Diagramación digital: ebooks Patagonia

www.ebookspatagonia.com info@ebookspatagonia.com



CHIQUITA LINDA

De vez en cuando, sin ninguna razón, corría la cortina de la ventana del bus. Nunca iba a adivinar dónde íbamos -¿quién adivina dónde está parado en el desierto y de noche?–, pero la espera me tenía impaciente. Llevábamos demasiadas horas sentadas en ese bus y a diferencia de mi mamá, que casi no abría los ojos cuando viajábamos, yo no podía dormir. Después de toda una vida viendo los paisajes verdes de Valdivia, esa tarde se me habían presentado extensas montañas azuladas que iban volviéndose café a medida que nos acercábamos. Los azules eran sorprendentes: claros, oscuros, como petróleo, como lirios.
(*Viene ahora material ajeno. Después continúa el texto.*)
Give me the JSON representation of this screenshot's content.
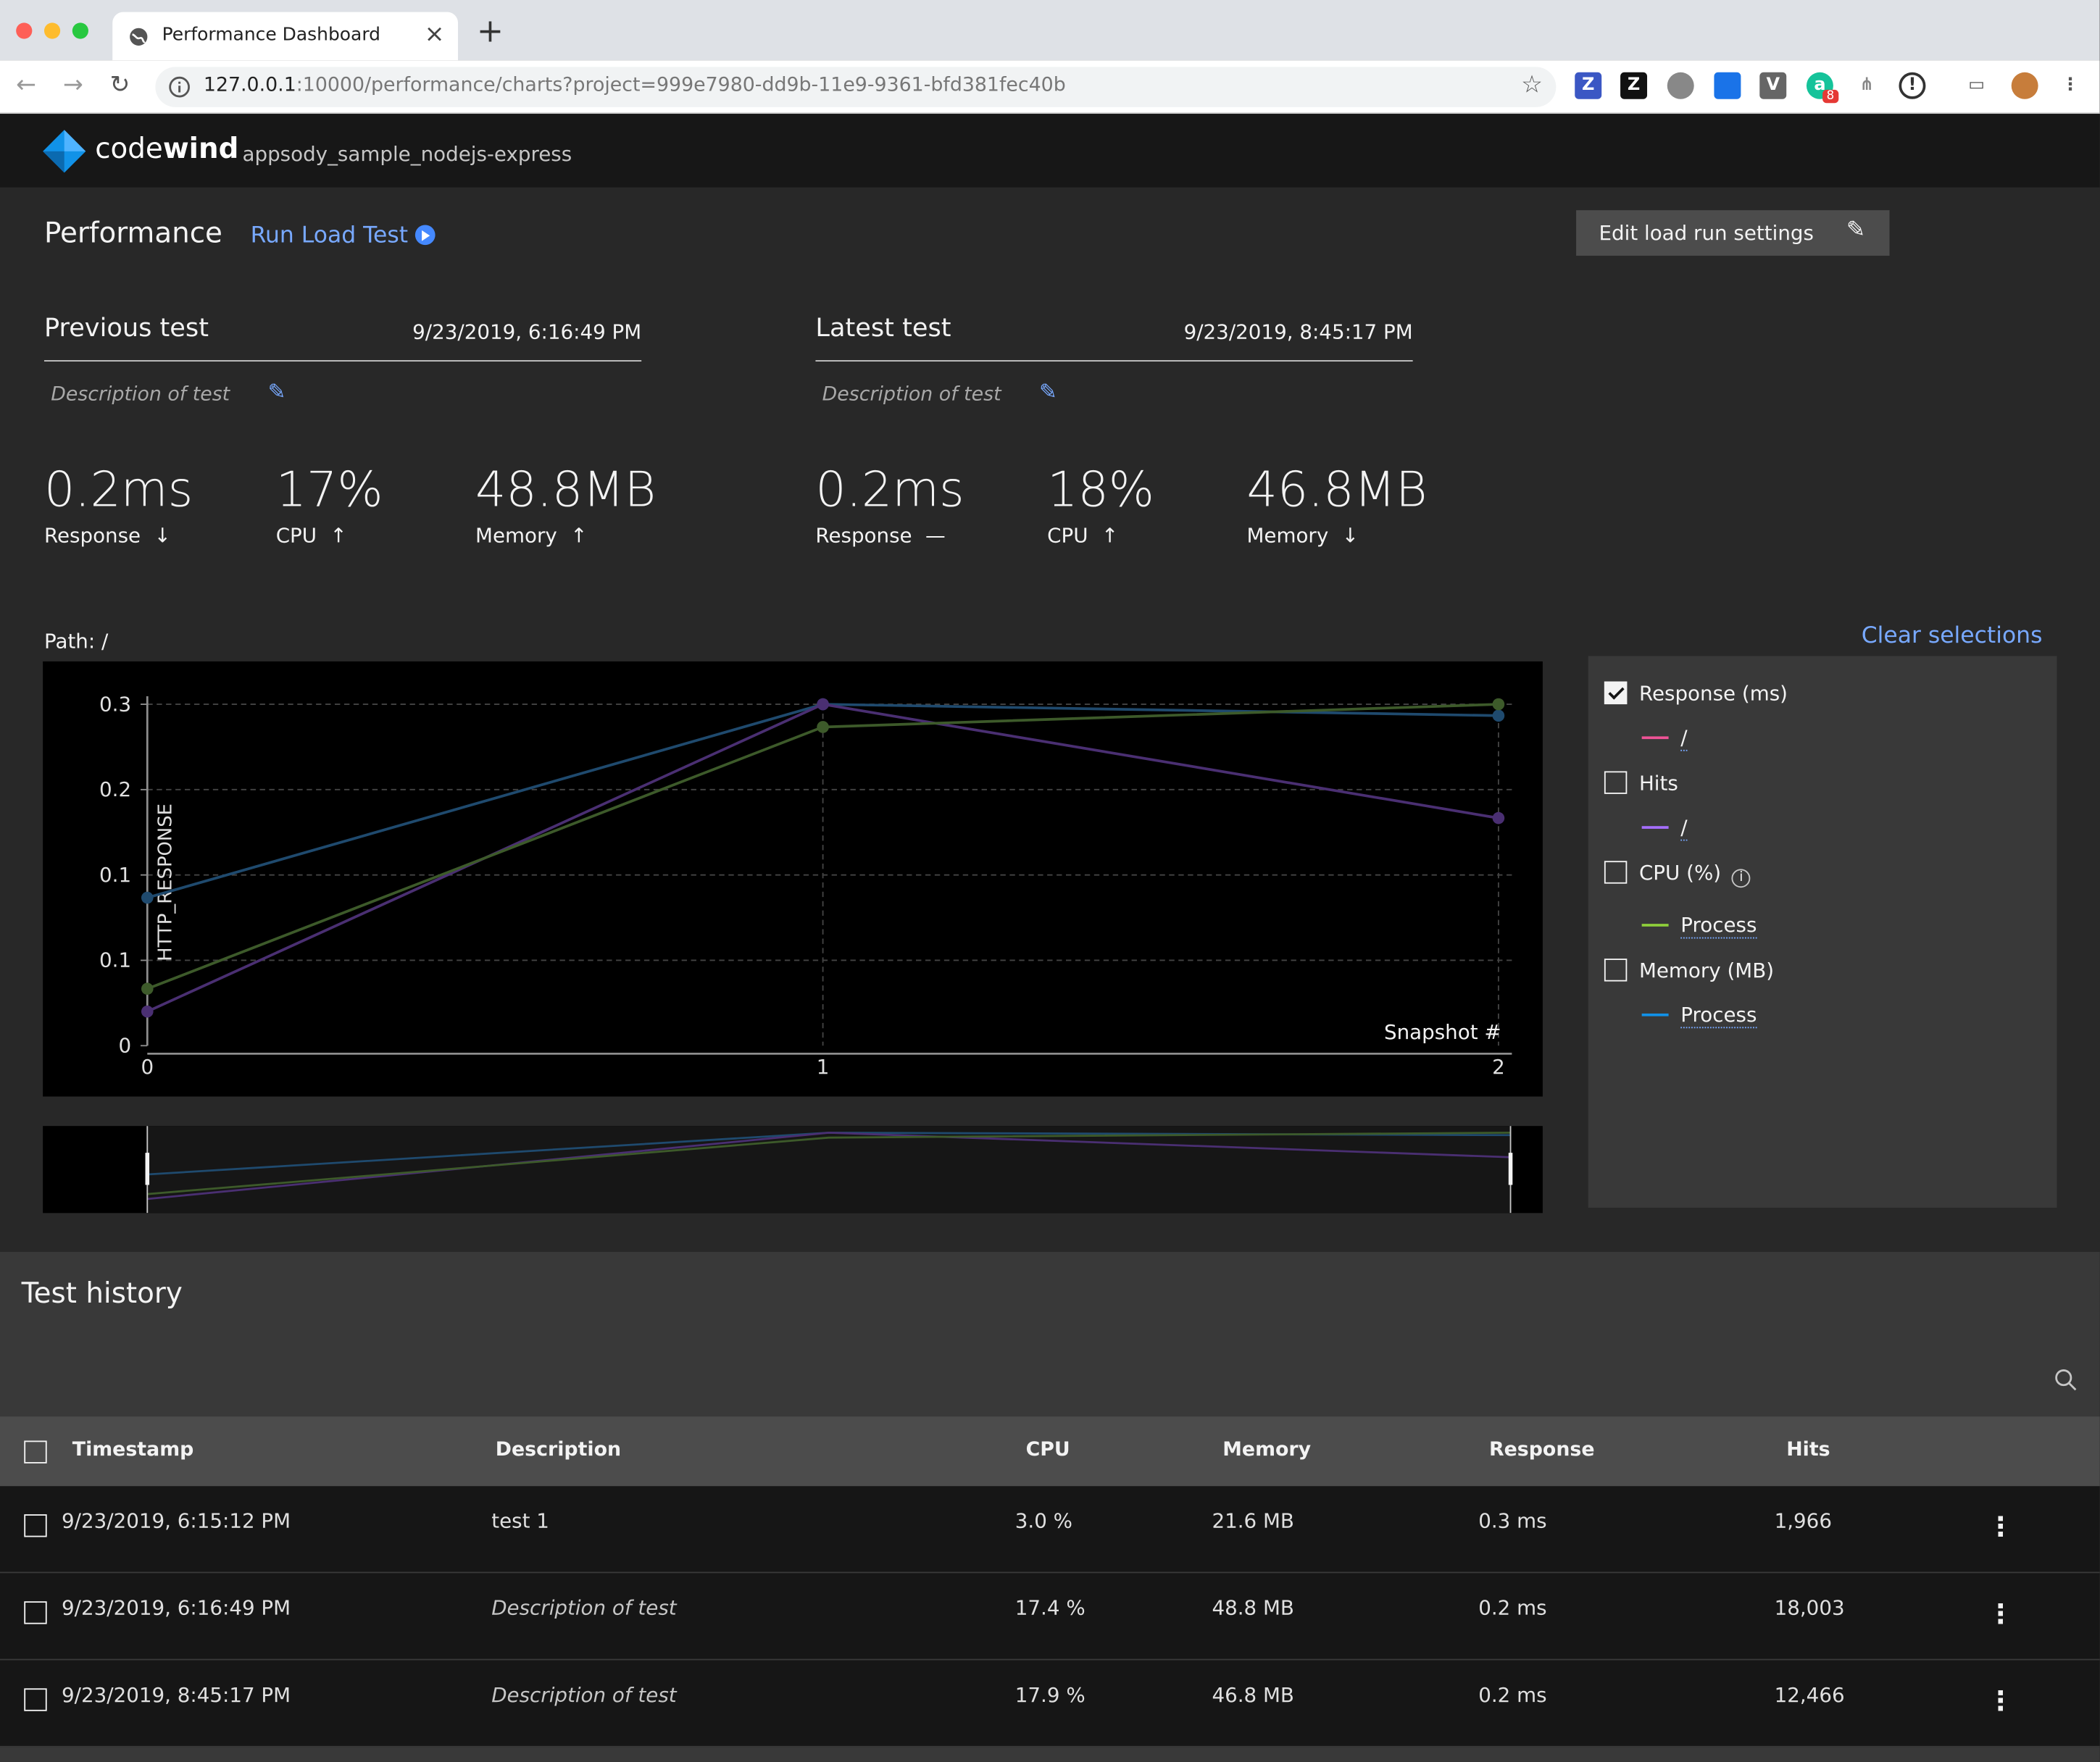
{
  "browser": {
    "tab_title": "Performance Dashboard",
    "url_host": "127.0.0.1",
    "url_rest": ":10000/performance/charts?project=999e7980-dd9b-11e9-9361-bfd381fec40b",
    "extension_badge": "8"
  },
  "app": {
    "brand_light": "code",
    "brand_bold": "wind",
    "project_name": "appsody_sample_nodejs-express"
  },
  "performance": {
    "title": "Performance",
    "run_load_test": "Run Load Test",
    "edit_settings": "Edit load run settings",
    "previous": {
      "name": "Previous test",
      "date": "9/23/2019, 6:16:49 PM",
      "description": "Description of test",
      "response": "0.2ms",
      "response_label": "Response",
      "response_trend": "↓",
      "cpu": "17%",
      "cpu_label": "CPU",
      "cpu_trend": "↑",
      "memory": "48.8MB",
      "memory_label": "Memory",
      "memory_trend": "↑"
    },
    "latest": {
      "name": "Latest test",
      "date": "9/23/2019, 8:45:17 PM",
      "description": "Description of test",
      "response": "0.2ms",
      "response_label": "Response",
      "response_trend": "—",
      "cpu": "18%",
      "cpu_label": "CPU",
      "cpu_trend": "↑",
      "memory": "46.8MB",
      "memory_label": "Memory",
      "memory_trend": "↓"
    },
    "path_label": "Path: /",
    "clear_selections": "Clear selections"
  },
  "legend": {
    "items": [
      {
        "label": "Response (ms)",
        "checked": true,
        "sub": "/",
        "color": "#ee5396"
      },
      {
        "label": "Hits",
        "checked": false,
        "sub": "/",
        "color": "#a56eff"
      },
      {
        "label": "CPU (%)",
        "checked": false,
        "sub": "Process",
        "color": "#8ecf3a",
        "info": "i"
      },
      {
        "label": "Memory (MB)",
        "checked": false,
        "sub": "Process",
        "color": "#1192e8"
      }
    ]
  },
  "chart_data": {
    "type": "line",
    "ylabel": "HTTP_RESPONSE",
    "xlabel": "Snapshot #",
    "x": [
      0,
      1,
      2
    ],
    "x_ticks": [
      "0",
      "1",
      "2"
    ],
    "y_ticks": [
      "0",
      "0.1",
      "0.1",
      "0.2",
      "0.3"
    ],
    "ylim": [
      0,
      0.3
    ],
    "grid": true,
    "series": [
      {
        "color": "#1f4a6e",
        "values": [
          0.13,
          0.3,
          0.29
        ]
      },
      {
        "color": "#4a2f72",
        "values": [
          0.03,
          0.3,
          0.2
        ]
      },
      {
        "color": "#3d5a2a",
        "values": [
          0.05,
          0.28,
          0.3
        ]
      }
    ]
  },
  "history": {
    "title": "Test history",
    "columns": [
      "Timestamp",
      "Description",
      "CPU",
      "Memory",
      "Response",
      "Hits"
    ],
    "rows": [
      {
        "timestamp": "9/23/2019, 6:15:12 PM",
        "description": "test 1",
        "italic": false,
        "cpu": "3.0 %",
        "memory": "21.6 MB",
        "response": "0.3 ms",
        "hits": "1,966"
      },
      {
        "timestamp": "9/23/2019, 6:16:49 PM",
        "description": "Description of test",
        "italic": true,
        "cpu": "17.4 %",
        "memory": "48.8 MB",
        "response": "0.2 ms",
        "hits": "18,003"
      },
      {
        "timestamp": "9/23/2019, 8:45:17 PM",
        "description": "Description of test",
        "italic": true,
        "cpu": "17.9 %",
        "memory": "46.8 MB",
        "response": "0.2 ms",
        "hits": "12,466"
      }
    ]
  }
}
Todo lo que quería era descubrir los colores nuevos que podía ofrecerme la noche del desierto, pero parece que la noche es la misma en todos lados y tuve que conformarme con mirar el techo del bus esperando a que pasara algo.

No tengo claro si íbamos a pedir o a agradecer algo. Mi mamá hablaba poco y no me atreví a preguntar. Tampoco veía que tuviésemos mucho que agradecer ni pedir. Lo que teníamos se lo debíamos a ella, que trabajaba todo el día. Lo que no, se lo debíamos también, por ser tan fría y distante. De haber tenido cosas que solucionar hubiésemos podido hacerlo desde nuestra propia ciudad, pero supongo que a veces hay que cambiar de aires, y la idea de no volver a casa se me apareció ahí, en ese bus, pero lo olvidé como se olvida todo lo imposible: con resignación.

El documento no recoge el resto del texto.